David è un ragazzo tormentato da un frequente incubo, per riuscire a decifrare le sue visioni ricorre all’aiuto della dottoressa Parker esperta in esoterismo e psicanalisi. Benvenuti in un viaggio oltre i confini dell’animo umano.


TITOLO: L’oltre

CATEGORIA: Lungometraggio

PRODUZIONE: –

REGIA: Donato Rosa

SITO: –

CITTA’: Potenza

NOTE SUL REGISTA: Sono un appassionato incallito di cinematografia da quando ero bambino. Questa passione l’ho coltivata grazie ai miei genitori che hanno contribuito a sostenere i miei sogni anche con l’avanzare del tempo. Ho studiato cinema e spettacolo all’università e per ora mi diletto a scrivere sceneggiature e a realizzare progetti indipendenti low budget nella speranza di poter concretizzare il mio sogno di filmaker di successo.

CAMERA USATA: Vecchia Videocamera amatoriale non in full hd (al film è stata restituita una fotografia appositamente vintage dai toni molto saturi e poco nitidi)

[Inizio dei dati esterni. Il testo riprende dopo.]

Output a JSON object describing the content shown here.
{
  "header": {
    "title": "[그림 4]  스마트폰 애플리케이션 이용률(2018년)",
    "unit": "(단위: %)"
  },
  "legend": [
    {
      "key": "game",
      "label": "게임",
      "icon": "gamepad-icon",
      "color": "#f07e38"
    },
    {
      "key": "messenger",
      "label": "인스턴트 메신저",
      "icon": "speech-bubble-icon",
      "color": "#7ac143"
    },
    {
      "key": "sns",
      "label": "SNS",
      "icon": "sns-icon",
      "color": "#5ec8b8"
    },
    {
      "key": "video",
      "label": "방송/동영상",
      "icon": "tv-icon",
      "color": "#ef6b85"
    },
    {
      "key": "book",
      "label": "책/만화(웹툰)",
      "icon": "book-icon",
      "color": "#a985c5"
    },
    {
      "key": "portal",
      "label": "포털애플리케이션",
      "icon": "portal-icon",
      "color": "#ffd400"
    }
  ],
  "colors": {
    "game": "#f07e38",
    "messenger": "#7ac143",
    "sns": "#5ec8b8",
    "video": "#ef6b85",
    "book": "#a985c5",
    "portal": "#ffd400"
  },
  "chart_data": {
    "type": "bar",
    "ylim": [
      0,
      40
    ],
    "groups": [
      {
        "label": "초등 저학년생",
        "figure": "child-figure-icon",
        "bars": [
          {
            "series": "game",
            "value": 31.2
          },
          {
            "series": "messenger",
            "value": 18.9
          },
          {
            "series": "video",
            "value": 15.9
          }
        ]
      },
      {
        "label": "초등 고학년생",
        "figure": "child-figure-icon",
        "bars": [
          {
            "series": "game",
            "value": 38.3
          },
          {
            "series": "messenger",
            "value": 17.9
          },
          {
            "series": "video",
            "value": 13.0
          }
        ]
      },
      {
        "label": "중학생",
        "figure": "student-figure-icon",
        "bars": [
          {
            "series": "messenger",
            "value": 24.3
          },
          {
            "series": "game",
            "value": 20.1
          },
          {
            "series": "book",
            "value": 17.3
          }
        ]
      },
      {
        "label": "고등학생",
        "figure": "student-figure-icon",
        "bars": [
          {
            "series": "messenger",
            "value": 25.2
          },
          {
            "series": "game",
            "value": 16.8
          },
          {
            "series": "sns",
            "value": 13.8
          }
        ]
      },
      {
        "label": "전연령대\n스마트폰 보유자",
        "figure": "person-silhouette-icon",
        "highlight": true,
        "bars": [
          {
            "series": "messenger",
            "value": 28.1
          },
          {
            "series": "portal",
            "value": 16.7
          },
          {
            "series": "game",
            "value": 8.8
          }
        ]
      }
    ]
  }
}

PROGRAMMA MONTAGGIO: Camtasia Studio 8


Il dottor Leone Ravelli, psichiatra, viene contattato da una giovane ragazza, Daphne, per prendersi cura del fratello Alfio, affetto da una lieve forma di ritardo mentale. Le sue condizioni però sembrano essere notevolmente peggiorate dopo l’omicidio dei genitori per mano di un misterioso assassino. Il dottore viene ospitato dai fratelli in un’antica villa nobiliare, dove conoscerà anche il terzo fratello, Demetrio, che dopo la morte dei genitori si occupa della casa. Ma non tutto è come sembra. Il dottore infatti, passerà delle intense giornate in presenza dell’indecifrabile Alfio, che assumerà un atteggiamento molto inquietante nei suoi confronti, il che porterà Leone in una condizione di stress psicologico. Più il dottore rimarrà in quella casa, più capirà che qualcosa non va.


TITOLO: Il Silente

CATEGORIA: Lungometraggio

PRODUZIONE: –

REGIA: Nicholas Brenci

SITO: –

CITTA’: Perugia

NOTE SUL REGISTA: Sono un ragazzo di 22 anni, appassionato di cinema che spera di poter trasformare questa passione in un lavoro. In particolare mi appassionano la recitazione, la regia ed il montaggio. Faccio cortometraggi e lungometraggi dall’età di 14 anni ed il genere che prediligo è il thriller. Nei miei lavori il mio obiettivo principale è l’intrattenimento del pubblico.